Comments : Friendship forever lost

  • I hate when a guy says lets just be friends.I love this poem though!Written beautifully!5/5

  • 17 years ago

    by Loved In Hell

    Wow this is really good its soo sad i know what its like to lose friends but you captured the words perfectly keep it up

    laura

  • 17 years ago

    by Monica AKA Mika

    This is a really cute poem i think imma have my friend ashley read this..she is going through this exact problem..dont worry i will have your name on it lol...your a great writter!

  • 17 years ago

    by Twobit

    Are you kidding! This poem's flow is excellent! 5/5

  • 17 years ago

    by Stephanie Naylor

    I thought that this was a very well written poem and the emotions were good and you wrote about something that alot of people can relate to, 5/5

  • 17 years ago

    by Cella Bella

    First line, second stanza, it should be were instead of was.

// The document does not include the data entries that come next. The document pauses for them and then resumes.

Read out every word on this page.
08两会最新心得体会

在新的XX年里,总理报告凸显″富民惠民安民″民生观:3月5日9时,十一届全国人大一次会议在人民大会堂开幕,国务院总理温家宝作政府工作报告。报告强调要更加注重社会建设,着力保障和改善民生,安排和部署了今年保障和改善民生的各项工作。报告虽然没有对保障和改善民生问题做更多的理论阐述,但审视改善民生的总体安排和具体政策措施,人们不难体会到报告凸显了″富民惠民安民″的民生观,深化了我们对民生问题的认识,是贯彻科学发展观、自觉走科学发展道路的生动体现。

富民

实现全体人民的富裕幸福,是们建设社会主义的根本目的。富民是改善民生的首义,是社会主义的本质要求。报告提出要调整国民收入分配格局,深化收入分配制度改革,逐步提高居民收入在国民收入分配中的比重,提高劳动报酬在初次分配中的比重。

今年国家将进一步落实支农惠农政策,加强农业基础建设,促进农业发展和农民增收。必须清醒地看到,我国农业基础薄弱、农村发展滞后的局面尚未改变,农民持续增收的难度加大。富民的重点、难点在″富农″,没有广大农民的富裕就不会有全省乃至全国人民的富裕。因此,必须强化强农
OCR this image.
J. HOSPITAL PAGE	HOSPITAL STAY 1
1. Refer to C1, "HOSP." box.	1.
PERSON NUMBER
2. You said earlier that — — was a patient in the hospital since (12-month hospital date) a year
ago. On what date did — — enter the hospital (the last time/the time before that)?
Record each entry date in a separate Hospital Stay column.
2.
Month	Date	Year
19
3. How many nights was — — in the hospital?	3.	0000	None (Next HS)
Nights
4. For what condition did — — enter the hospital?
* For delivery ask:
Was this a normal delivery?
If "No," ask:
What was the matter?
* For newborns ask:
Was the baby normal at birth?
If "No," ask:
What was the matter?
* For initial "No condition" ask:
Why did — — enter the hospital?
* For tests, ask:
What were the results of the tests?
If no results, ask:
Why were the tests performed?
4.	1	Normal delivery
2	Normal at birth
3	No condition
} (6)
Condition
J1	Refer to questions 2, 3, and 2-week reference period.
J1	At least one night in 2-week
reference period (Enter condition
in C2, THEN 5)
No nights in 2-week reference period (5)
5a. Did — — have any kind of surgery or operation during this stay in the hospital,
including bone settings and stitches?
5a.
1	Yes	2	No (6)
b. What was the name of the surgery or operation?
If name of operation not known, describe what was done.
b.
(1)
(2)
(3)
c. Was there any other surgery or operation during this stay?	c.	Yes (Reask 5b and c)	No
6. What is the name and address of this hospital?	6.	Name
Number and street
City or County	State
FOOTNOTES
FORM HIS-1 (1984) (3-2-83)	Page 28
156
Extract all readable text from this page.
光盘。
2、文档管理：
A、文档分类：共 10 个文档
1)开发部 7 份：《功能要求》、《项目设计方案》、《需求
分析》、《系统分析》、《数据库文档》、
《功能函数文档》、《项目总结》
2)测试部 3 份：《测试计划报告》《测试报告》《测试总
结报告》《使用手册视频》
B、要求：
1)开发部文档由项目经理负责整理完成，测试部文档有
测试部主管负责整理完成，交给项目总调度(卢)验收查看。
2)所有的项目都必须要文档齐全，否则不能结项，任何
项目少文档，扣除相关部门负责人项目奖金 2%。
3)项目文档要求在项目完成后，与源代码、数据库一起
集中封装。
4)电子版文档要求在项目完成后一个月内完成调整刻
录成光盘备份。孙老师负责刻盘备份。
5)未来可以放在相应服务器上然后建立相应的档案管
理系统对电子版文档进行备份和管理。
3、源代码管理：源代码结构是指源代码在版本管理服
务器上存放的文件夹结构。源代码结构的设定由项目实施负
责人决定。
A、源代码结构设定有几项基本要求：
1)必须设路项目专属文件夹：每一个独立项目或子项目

The emotion is greatly expressed though. so 5/5

    marcella

  • 17 years ago

    by Michael D Nalley

    Very honest emotion flows straight from the heart

  • 17 years ago

    by Gizmo

    The emotion is powerful :]

  • 17 years ago

    by Jenna

    This piece is powerful and sad...i hate when guys say lets be friends...your emotions were definently expressed beautifully. keep it up hun!

    MickeysBabyGurl

  • 17 years ago

    by ECILA ice

    All i can say is that you have putted a lot of your emotions in this one and i really appreciate it 'coz i can feel the vivid emotions, such as the gloom and torment that you're bearing.. but honestly, this poem will look more beautiful if you just make the flow and the setting more fix though i can get the point and i can see the picture in it (but not so clear).. good work!! hope i didn't offend you.

  • 17 years ago

    by The Queen of Spades

    I liked how you added the note on bottom, sometimes its crucial to realize that poems aren't being written to be perfect but instead they're being written out of need. This is what makes poem like these so pure because they're so heartfelt and created out of pure emotion.

  • 17 years ago

    by skynerraw

    It was really good, I'm glad you put that at the bottom, it doesn't need to be perfect, just get out how you feel because you need to.

    "there was a time you held my hand,
    helping me get through life.
    but now you are nothing but rude,
    and tell me i have no life."

    That was the only thing that you used life twice, but it was really good, you don't need to perfect it. it was great.